We are very far removed from the time when the residents of a small New England town could gather together on an occasional basis and make communal decisions that governed their daily lives. Today, members of congress are expected to use these forums to report back to their constituents, to answer questions and solicit concerns, and then to return to Washington, D.C. with a greater sense of the priorities of the voters. This is not exactly direct democracy in action, along the classic New England model, but it is the closest that most of us can claim to actually participating in the machinery of our own government.
At many of these town hall meetings, ostensibly intended to address the topic of health care reform, the proceedings have been anything but an exemplar of participatory democracy. I am not referring to the “exaggerations and extrapolations” of the pending health care reform legislation that some attendees and some Republican opponents of the bill have espoused. Trying to prove that something is a lie is like chasing your tail. The task of separating truth from fiction is simply a never ending part of the human condition. Nor am I particularly concerned over the shouting and the ill manners of many attendees. I cannot think of any period in our nation’s history when politeness was the norm in political debate.

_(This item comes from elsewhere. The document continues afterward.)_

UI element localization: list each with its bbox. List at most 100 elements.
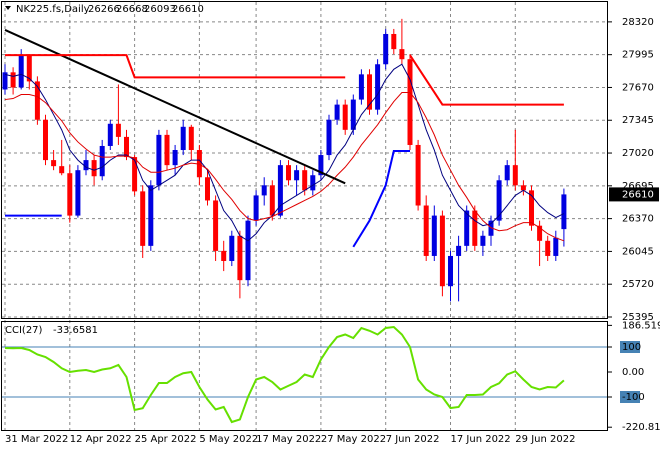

Instead, my concern is with the future of democracy itself. In 1922, in his book Public Opinion, Walter Lippmann presented a pessimistic view of the public’s ability to govern itself through our nation’s democratic process. Three years later, he followed up his critique in the book The Phantom Public. If anything, the sequel held out even less hope for the meaningful participation of the general public in the shaping of the government policies that have such a dramatic impact on their lives.